France's nuclear plant operator EDF last month said the Flamanville reactor—a project that has run into deep problems—will begin operations in 2019.
The closure of the twin-reactor plant at Fessenheim is part of a plan to slash France's dependence on atomic energy.
Hollande, who leaves office next month, vowed during campaigning in the 2012 election to close the facility as part of a promise to reduce the share of nuclear in the energy mix from 75 percent to 50 percent and boost the share of renewables.
Fessenheim, in operation since 1977, is located on a seismic fault line about 100 kilometres (60 miles) south of the French city of Strasbourg and about 25 kms southwest of the German city of Freiburg.
Its closure has been a campaign target by French, German and Swiss environmentalists for years, as well as an enduring source of friction with Germany.
'Now it's done'
France's minister for ecology and energy, Segolene Royal, on Friday had said that the decree would be implemented to meet the 2012 campaign promise.
"The decree on #Fessenheim closure has been signed and published this morning," Royal tweeted on Sunday. "It was promised, now it's been done."

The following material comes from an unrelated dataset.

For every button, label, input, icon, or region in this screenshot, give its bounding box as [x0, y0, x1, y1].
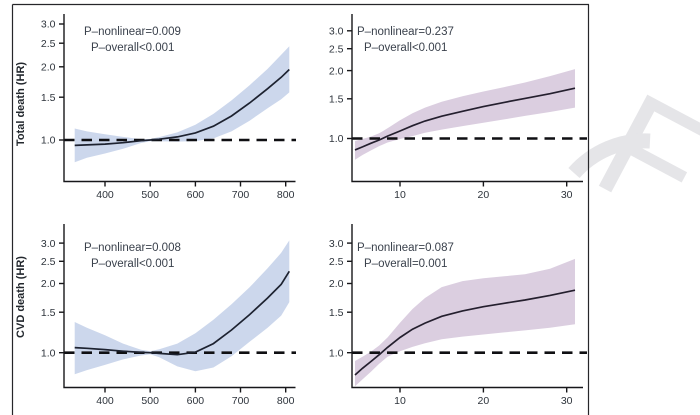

The conservative opposition has opposed the energy programme, arguing that France's nuclear industry is a guarantor of the country's energy independence and a source of cheap electricity.
The French trade unions have also weighed in on the question of Fessenheim, fearing the closure of the plant will lead to the loss of around 2,000 jobs, directly and indirectly,
The new European Pressurised Reactor (EPR) reactor, being built at Flamanville alongside two existing reactors, is a novel third-generation design touted as the world's biggest and advanced nuclear reactor.
But the project, along with another EPR contract in Finland, has been plagued by delays and technical problems.
Construction of the reactor began in December 2007, with an operational start initially scheduled for the end of 2012. Costs have tripled to 10.5 billion euros ($11.1 billion).
On March 16, EDF announced that it had begun the test phase of the Flamanville EPR, and this would run until the end of 2018.
The reactor will be hooked up to the national grid in the second quarter of 2019, it said.
Two EPR reactors are scheduled to be built at Hinkley Point in southwestern Britain under a Chinese-backed deal announced last year.